A few months back at the solar company I manage in San Diego, the president of our company called an emergency meeting. "Listen up everyone, today we find ourselves in an interesting situation."
As it turns out, a marketing venture we had taken on weeks earlier just happened to be wildly successful and a new wave of customers were literally causing our phone to ring off the hook asking for bids and signing contracts. We broke a company record for monthly and quarterly sales during this short time. As the meeting continued and we brainstormed ways of dealing with our newfound business, a coworker leaned over to me in a cavalier manner and quietly whispered, "well this is a good problem to have, wouldn't you say?" As I leaned back in my chair, I wasn't so sure.
As my head hit the pillow that night, those words never stopped running through my head. ...Good problem to have, wouldn't you say? Good problem to have, wouldn't you say?...
After thinking about it a bit more over the last few months, I've somewhat resigned myself to the idea that there is no such thing as a "good problem." A problem is something you have to deal with and take care of. A success is something in which you are grateful for and illustrates your ability to perform.
Then, as I often do, I began thinking about dividends, wondering if blue chips ever feel they have a "problem" of making too much money. I mean, why else would they dish out so much money to their shareholders each and every quarter?
Practically speaking, companies that pay dividends usually have more money than they know what to do with.
Ironically, when a company dishes out billions of dividend dollars to investors annually, it could be considered a "good problem to have" by my coworker. In other words, their profits are so juicy that they're free to distribute excess cash to one of their most prized possessions: you, the shareholder.
But then again, we don't normally think about dividends as a "problem;" rather, we think of them as an exciting way to compound our wealth, increase our net worth and support ourselves when we are lucky enough to live off dividends and other sources of income. But the argument could be made that dividends are a "good problem" for a company to have. I suppose it's ultimately up to you to decide.
Some growth-oriented investors may argue that a dividend is a sign of weakness, a sign that a company has lost its ability to grow and has become somewhat stagnant. I would agree that a company who dishes out a good percentage of its earnings to shareholders could instead use that capital to grow their business. Sometimes this is successful venture, often times not.

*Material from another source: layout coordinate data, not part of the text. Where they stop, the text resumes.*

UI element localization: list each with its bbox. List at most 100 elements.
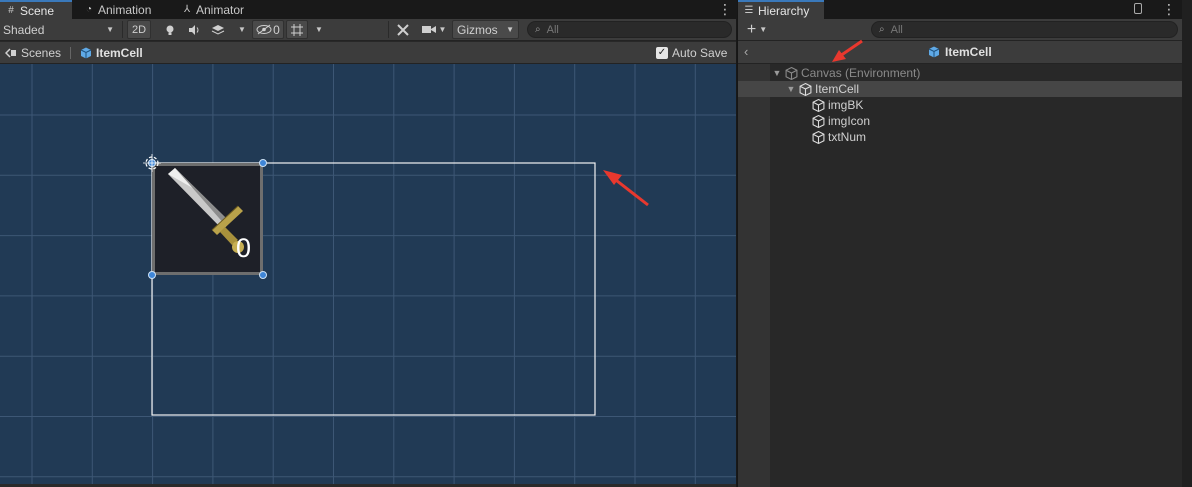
tab-animator[interactable]: ⅄ Animator	[176, 0, 250, 19]
hierarchy-toolbar: + ▼ ⌕ All	[738, 19, 1183, 41]
toolbar-divider	[388, 21, 389, 38]
toggle-2d-label: 2D	[131, 23, 147, 36]
lightbulb-icon	[166, 25, 174, 35]
create-dropdown[interactable]: + ▼	[744, 20, 770, 39]
tree-item-label: ItemCell	[815, 82, 860, 96]
back-chevron-icon[interactable]: ‹	[744, 44, 748, 59]
chevron-down-icon: ▼	[506, 25, 514, 34]
grid-toggle-button[interactable]	[286, 20, 308, 39]
hierarchy-search-placeholder: All	[890, 23, 903, 36]
lock-icon[interactable]	[1134, 3, 1142, 14]
chevron-down-icon: ▼	[106, 25, 114, 34]
tab-animator-label: Animator	[196, 2, 245, 17]
item-count-text: 0	[236, 233, 251, 263]
scene-viewport[interactable]: 0	[0, 64, 736, 484]
chevron-down-icon: ▼	[759, 25, 768, 34]
tools-button[interactable]	[393, 20, 413, 39]
breadcrumb-separator	[70, 47, 71, 59]
clock-icon: ◔	[85, 3, 93, 15]
search-icon: ⌕	[879, 24, 885, 35]
tab-hierarchy[interactable]: ☰ Hierarchy	[738, 0, 824, 19]
prefab-header-title: ItemCell	[928, 45, 992, 59]
effects-dropdown[interactable]: ▼	[236, 20, 248, 39]
tree-item-imgbk[interactable]: imgBK	[738, 97, 1183, 113]
tree-item-imgicon[interactable]: imgIcon	[738, 113, 1183, 129]
tree-item-label: txtNum	[828, 130, 867, 144]
audio-toggle-button[interactable]	[184, 20, 204, 39]
list-icon: ☰	[744, 4, 754, 16]
hierarchy-tab-bar: ☰ Hierarchy ⋮	[738, 0, 1183, 19]
gizmos-dropdown[interactable]: Gizmos ▼	[452, 20, 519, 39]
breadcrumb-scenes[interactable]: Scenes	[5, 45, 61, 61]
tree-item-label: Canvas (Environment)	[801, 66, 921, 80]
camera-dropdown[interactable]: ▼	[418, 20, 450, 39]
chevron-down-icon: ▼	[238, 25, 246, 34]
item-cell-preview[interactable]: 0	[152, 163, 263, 275]
right-edge-panel	[1182, 0, 1192, 487]
prefab-header-name: ItemCell	[945, 45, 992, 59]
shading-mode-value: Shaded	[3, 22, 45, 37]
tab-animation[interactable]: ◔ Animation	[78, 0, 157, 19]
auto-save-label: Auto Save	[672, 46, 728, 60]
tab-scene-label: Scene	[20, 3, 55, 18]
scene-toolbar: Shaded ▼ 2D ▼ 0 ▼ ▼ Gizmos ▼ ⌕ All	[0, 19, 736, 41]
gameobject-cube-icon	[799, 82, 812, 96]
breadcrumb-prefab-name: ItemCell	[96, 46, 143, 60]
hierarchy-panel: ☰ Hierarchy ⋮ + ▼ ⌕ All ‹ ItemCell ▼ Can…	[737, 0, 1183, 487]
hierarchy-more-menu-icon[interactable]: ⋮	[1162, 1, 1176, 17]
expand-arrow-icon[interactable]: ▼	[786, 84, 796, 94]
shading-mode-dropdown[interactable]: Shaded ▼	[3, 20, 118, 39]
gameobject-cube-icon	[785, 66, 798, 80]
layers-icon	[211, 24, 225, 35]
grid-icon: #	[8, 4, 14, 16]
camera-icon	[421, 26, 436, 33]
breadcrumb-prefab[interactable]: ItemCell	[80, 45, 143, 61]
scene-more-menu-icon[interactable]: ⋮	[718, 1, 732, 17]
tab-scene[interactable]: # Scene	[0, 0, 72, 19]
hidden-objects-count: 0	[273, 22, 280, 37]
prefab-mode-header: ‹ ItemCell	[738, 39, 1183, 64]
tree-item-canvas-environment[interactable]: ▼ Canvas (Environment)	[738, 65, 1183, 81]
plus-icon: +	[746, 20, 757, 38]
scene-tab-bar: # Scene ◔ Animation ⅄ Animator ⋮	[0, 0, 736, 19]
scene-search-placeholder: All	[546, 23, 559, 36]
tab-animation-label: Animation	[98, 2, 152, 17]
speaker-icon	[188, 24, 198, 35]
hierarchy-search-input[interactable]: ⌕ All	[871, 21, 1178, 38]
search-icon: ⌕	[535, 24, 541, 35]
breadcrumb-scenes-label: Scenes	[21, 46, 62, 60]
tree-item-label: imgBK	[828, 98, 864, 112]
gameobject-cube-icon	[812, 130, 825, 144]
scene-panel: # Scene ◔ Animation ⅄ Animator ⋮ Shaded …	[0, 0, 736, 487]
auto-save-checkbox[interactable]: ✓	[656, 47, 668, 59]
lighting-toggle-button[interactable]	[160, 20, 180, 39]
gameobject-cube-icon	[812, 114, 825, 128]
handle-bottom-left[interactable]	[148, 271, 156, 279]
expand-arrow-icon[interactable]: ▼	[772, 68, 782, 78]
effects-toggle-button[interactable]	[208, 20, 228, 39]
chevron-down-icon: ▼	[315, 25, 323, 34]
annotation-arrow-icon	[832, 39, 863, 62]
back-scenes-icon	[5, 48, 16, 58]
toolbar-divider	[122, 21, 123, 38]
grid-dropdown[interactable]: ▼	[312, 20, 326, 39]
tree-item-itemcell[interactable]: ▼ ItemCell	[738, 81, 1183, 97]
scene-objects: 0	[143, 154, 649, 416]
toggle-2d-button[interactable]: 2D	[127, 20, 151, 39]
tree-item-txtnum[interactable]: txtNum	[738, 129, 1183, 145]
scene-search-input[interactable]: ⌕ All	[527, 21, 732, 38]
handle-bottom-right[interactable]	[259, 271, 267, 279]
annotation-arrow-icon	[603, 170, 649, 207]
tab-hierarchy-label: Hierarchy	[758, 3, 810, 18]
handle-top-right[interactable]	[259, 159, 267, 167]
grid-snap-icon	[291, 23, 303, 36]
auto-save-toggle[interactable]: ✓ Auto Save	[656, 45, 727, 61]
hidden-objects-toggle[interactable]: 0	[252, 20, 284, 39]
prefab-breadcrumb-bar: Scenes ItemCell ✓ Auto Save	[0, 42, 736, 64]
chevron-down-icon: ▼	[438, 25, 447, 34]
eye-slash-icon	[256, 24, 272, 35]
animator-icon: ⅄	[183, 3, 191, 15]
tools-icon	[397, 23, 409, 36]
gizmos-label: Gizmos	[457, 22, 498, 37]
tree-item-label: imgIcon	[828, 114, 871, 128]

Using history as our guide, when a company beings to pay a dividend, with few exceptions it generally means it's planning on being around for the long haul.
Personally, I like the idea the companies I own want to reward me for owning a small piece of their business. Better yet, there are a slew of high quality, dividend-paying, well-funded, popular companies out there willing to dish out generous cash distributions to their shareholders on an ongoing basis. Here are a few I own and love:
1. Johnson & Johnson (NYSE:JNJ). With a history of paying dividends since 1944 and a positive upward trend -- $0.16 per share back in 2000 to $0.57 per share this year in 2012 -- JNJ is serious about rewarding shareholders. JNJ's current dividend yield is about 3.5% and with a moderate payout ratio of 54% seems very safe. Few other companies can claim they love their shareholders as much as Johnson & Johnson.
2. Abbott Laboratories (NYSE:ABT). ABT's history of dishing out extra free cash flow to investors in the form of a dividend began in 1924 when annual sales were only $2.2 million. In 2010, Abbott reported global sales of $35 billion. Abbott is another company with serious ambitions of rewarding shareholders who faithfully hang on to its shares. ABT currently sports a yield of nearly 3.5% and, having increased dividends year-after-year for many decades, it's safe to say ABT is likely planning on increasing their dividend for many more to come.
3. Dover Corporation (NYSE:DOV). This dividend aristocrat's history of paying dividends spans back over 50 years. Taking a more recent look though shows DOV has been able to consistently and impressively grow its dividend over the last few years from $0.115 per share back in 2000 to $0.315 per share in 2011. That's some impressive growth and with a payout ratio of only 27%, it's likely DOV will be able to continue to grow its dividends for the long haul.
4. ExxonMobil (NYSE:XOM). XOM has faithfully increased its dividend every year since 1982. Though it's only providing investors with a 2.2% yield, XOM's payout ratio is incredibly manageable at 22% which means we will likely see dividend hikes in the not-so-distant future. With $420 billion in annual revenue and $11 billion cash on hand, it's a safe argument that XOM will continue to reward shardholders for many more decades.
We may not always think about it this way, but when a company decides to pay a dividend to its loyal shareholders, we could consider its ability to generate more cash than what it needs to operate a "good problem." When these companies decide to faithfully raise their dividend for many decades, I suppose you could consider this a "good problem" for shareholders (though you'd never catch me using that phrase). If you ask me, I would prefer to call the ability to consistently reward shareholders year-after-year and decade-after-decade an incredible opportunity to build wealth and secure financial independence.